唐佳琳噴火的目光幾乎射穿前面的雪佛蘭,把姜天活活燒死,氣呼呼地道“讓我爸查他爸不就行了,打他一頓,豈不是他便宜他了?”
“琳琳,不能這麽來,那是斷人活路。”
趙無吉笑了笑道“咱們畢竟是一個地方出來的,哪能趕盡殺絕,出出氣就行了!”
“那必須打殘他一條腿,反正他現在在姜家舅舅不疼,姥姥不愛的,沒人管!”
唐佳琳揮舞着粉拳,氣急敗壞地道。
“放心吧,我這幾個兄弟,在栖霞都是吃得很開的,等着姜天一定會對你跪地認錯的!”
趙無吉叼起一根軟中華抽了起來,滿臉得意地笑道。
……
吳山山道盡頭處,前面山路斷絕,此地人迹罕至,近乎荒山野嶺。
沈蔓歌把車停下,姜天下得車來。
唐佳琳從車裏跳下,在幾個壯漢的簇擁下,趾高氣揚地逼近姜天,擡手指着姜天罵道“姜天,給我下跪道歉,不然我弄死你!”

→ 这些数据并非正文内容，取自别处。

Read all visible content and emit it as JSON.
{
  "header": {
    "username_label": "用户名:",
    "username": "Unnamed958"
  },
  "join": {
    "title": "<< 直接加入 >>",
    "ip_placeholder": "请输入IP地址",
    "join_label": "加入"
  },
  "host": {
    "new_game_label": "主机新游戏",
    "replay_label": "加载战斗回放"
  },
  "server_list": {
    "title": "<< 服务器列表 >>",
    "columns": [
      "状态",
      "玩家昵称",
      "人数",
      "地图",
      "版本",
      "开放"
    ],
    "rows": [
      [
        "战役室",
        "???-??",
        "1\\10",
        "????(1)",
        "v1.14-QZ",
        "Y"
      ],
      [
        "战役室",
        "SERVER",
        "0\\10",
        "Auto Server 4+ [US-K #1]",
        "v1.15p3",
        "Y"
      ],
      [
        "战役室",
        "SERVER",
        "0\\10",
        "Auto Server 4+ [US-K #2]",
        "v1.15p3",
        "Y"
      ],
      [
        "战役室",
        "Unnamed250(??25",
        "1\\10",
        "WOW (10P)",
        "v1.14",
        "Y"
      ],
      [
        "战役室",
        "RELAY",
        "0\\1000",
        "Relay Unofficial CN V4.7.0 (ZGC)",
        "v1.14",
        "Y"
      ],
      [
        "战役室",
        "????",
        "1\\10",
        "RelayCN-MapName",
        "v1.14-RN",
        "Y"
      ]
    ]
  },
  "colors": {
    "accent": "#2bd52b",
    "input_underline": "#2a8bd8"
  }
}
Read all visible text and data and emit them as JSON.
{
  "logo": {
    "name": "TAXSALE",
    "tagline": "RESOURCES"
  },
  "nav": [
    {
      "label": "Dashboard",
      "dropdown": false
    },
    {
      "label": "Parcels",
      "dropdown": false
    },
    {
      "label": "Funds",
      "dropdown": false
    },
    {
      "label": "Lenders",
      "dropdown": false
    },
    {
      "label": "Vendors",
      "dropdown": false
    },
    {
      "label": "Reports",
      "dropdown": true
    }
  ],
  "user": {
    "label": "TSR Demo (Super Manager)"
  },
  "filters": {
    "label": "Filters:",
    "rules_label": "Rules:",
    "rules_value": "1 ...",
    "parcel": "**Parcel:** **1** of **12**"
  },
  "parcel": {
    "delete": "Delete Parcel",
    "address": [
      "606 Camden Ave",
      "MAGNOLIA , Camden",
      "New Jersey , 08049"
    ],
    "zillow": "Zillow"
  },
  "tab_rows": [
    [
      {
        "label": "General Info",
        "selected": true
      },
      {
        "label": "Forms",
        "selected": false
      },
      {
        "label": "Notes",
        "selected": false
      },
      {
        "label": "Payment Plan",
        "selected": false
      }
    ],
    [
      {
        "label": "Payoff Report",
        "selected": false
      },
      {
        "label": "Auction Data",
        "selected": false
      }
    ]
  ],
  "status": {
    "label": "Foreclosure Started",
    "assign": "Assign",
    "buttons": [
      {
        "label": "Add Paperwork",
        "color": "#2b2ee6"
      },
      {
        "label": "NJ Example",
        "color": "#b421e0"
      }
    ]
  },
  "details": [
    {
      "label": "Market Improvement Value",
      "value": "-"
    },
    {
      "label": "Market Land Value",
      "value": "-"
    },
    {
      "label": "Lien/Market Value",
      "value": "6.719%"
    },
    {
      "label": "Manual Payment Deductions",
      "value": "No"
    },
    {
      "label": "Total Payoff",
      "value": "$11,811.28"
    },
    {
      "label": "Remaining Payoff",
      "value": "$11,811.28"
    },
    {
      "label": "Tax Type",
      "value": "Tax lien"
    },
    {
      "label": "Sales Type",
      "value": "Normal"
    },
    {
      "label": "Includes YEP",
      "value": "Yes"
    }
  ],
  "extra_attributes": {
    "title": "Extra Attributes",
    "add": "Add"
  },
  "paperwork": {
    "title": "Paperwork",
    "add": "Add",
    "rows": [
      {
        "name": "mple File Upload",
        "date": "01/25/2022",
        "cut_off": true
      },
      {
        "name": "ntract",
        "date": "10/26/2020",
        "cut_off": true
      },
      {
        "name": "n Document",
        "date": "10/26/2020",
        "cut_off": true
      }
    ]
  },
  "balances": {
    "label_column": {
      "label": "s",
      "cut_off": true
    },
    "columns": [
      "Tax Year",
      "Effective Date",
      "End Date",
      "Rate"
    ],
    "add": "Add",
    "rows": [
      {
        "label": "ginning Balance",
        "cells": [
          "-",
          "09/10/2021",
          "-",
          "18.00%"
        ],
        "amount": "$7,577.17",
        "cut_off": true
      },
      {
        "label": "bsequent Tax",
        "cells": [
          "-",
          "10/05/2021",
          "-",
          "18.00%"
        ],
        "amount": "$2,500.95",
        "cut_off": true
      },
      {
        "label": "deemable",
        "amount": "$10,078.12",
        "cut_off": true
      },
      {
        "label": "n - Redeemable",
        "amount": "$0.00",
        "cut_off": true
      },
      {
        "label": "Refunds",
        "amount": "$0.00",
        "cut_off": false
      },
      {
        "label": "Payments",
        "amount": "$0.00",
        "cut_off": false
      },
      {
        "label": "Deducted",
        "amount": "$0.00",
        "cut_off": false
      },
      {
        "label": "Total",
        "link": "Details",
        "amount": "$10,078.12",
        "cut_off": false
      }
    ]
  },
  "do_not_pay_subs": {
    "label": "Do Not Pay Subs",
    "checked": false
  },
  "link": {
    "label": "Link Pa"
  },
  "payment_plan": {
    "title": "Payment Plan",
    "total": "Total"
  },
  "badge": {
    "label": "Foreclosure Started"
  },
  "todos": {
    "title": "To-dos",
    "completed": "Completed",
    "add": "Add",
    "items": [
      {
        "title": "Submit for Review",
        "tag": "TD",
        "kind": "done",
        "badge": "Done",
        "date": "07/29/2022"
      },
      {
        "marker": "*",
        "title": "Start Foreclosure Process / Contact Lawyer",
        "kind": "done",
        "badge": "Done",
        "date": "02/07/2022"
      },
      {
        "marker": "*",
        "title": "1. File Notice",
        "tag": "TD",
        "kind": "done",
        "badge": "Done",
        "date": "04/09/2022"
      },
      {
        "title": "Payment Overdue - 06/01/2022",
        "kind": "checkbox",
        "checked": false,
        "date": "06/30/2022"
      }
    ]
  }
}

“别不知死活了,等會有高手過來,别我殺人的時候吓着你們!”
姜天擺了擺手,笑道。
“什麽高手過來?你還要殺人?”
唐佳琳微微一愣,然後一臉鄙夷地道“你是吹牛呢,還是被我吓傻了啊!”
在他看來,姜天不過是個失勢的纨绔大少,任自己拿捏的廢物罷了。
殺人……那是說着玩的嗎?那可是要蹲大獄進牢房的,姜天也敢?
出身于普通幹部家庭的唐佳琳,也有着常人的思維,姜天打架鬥毆她相信,但根本不相信姜天這番話。
“琳琳姐,别和他廢話了,我挑了他的腳筋!”某壯漢拎着牛耳尖刀,惡狠狠地道。
正在此時,姜天看着山峰之上的密林,冷冷地道“跟了一路,不嫌累?趕緊出來,我還得趕緊料理了你們,回去陪媳婦睡覺呢!”
“哪裏有人啊?”
“他瘋了吧?”
“虛張聲勢,趕緊弄死他!”
衆人往密林看了一眼,也不見什麽異常,然後就指着姜天一陣鄙夷的痛罵。
“姜大師,果然是強大啊,老朽這就來了!”
突然,一道陰寒的氣息撲面而至,幾個人緩緩從密林之中走出。
爲的一人,身材幹瘦,皮膚黑黝黝的,約莫五十來歲,披着一件松松垮垮的黃色僧袍,瘦骨嶙峋的雙腳踩着麻鞋,一
手托缽盂,一手持着一柄黑漆沉沉的禅杖。
若有華夏的術法高手在此,必定出一聲驚呼,心驚膽寒。
東南亞第一邪僧,坤天巴松。
此人術法達到通玄小成的層次,擅養鬼降頭等邪法,能百裏之外用降頭術取人性命,可怕異常。
另外一人,光着精壯的上身,一塊塊疙瘩肉高高隆起,皮膚好像金屬雕刻的般,閃爍着奇異的光澤,結實的雙臂纏着麻繩,一雙虎目精光爆射。
他雙眸陰森若惡魔,身材異常高大,氣勢霸蠻,如出閘猛虎般,讓人看一眼就難以忘懷,心驚肉跳。
若有搏擊高手在此,也會心驚膽寒,此人爲古泰拳高手蒙空,曾經橫壓整個東南亞地下拳場,從無敗績,實力堪比華夏外家橫練宗師。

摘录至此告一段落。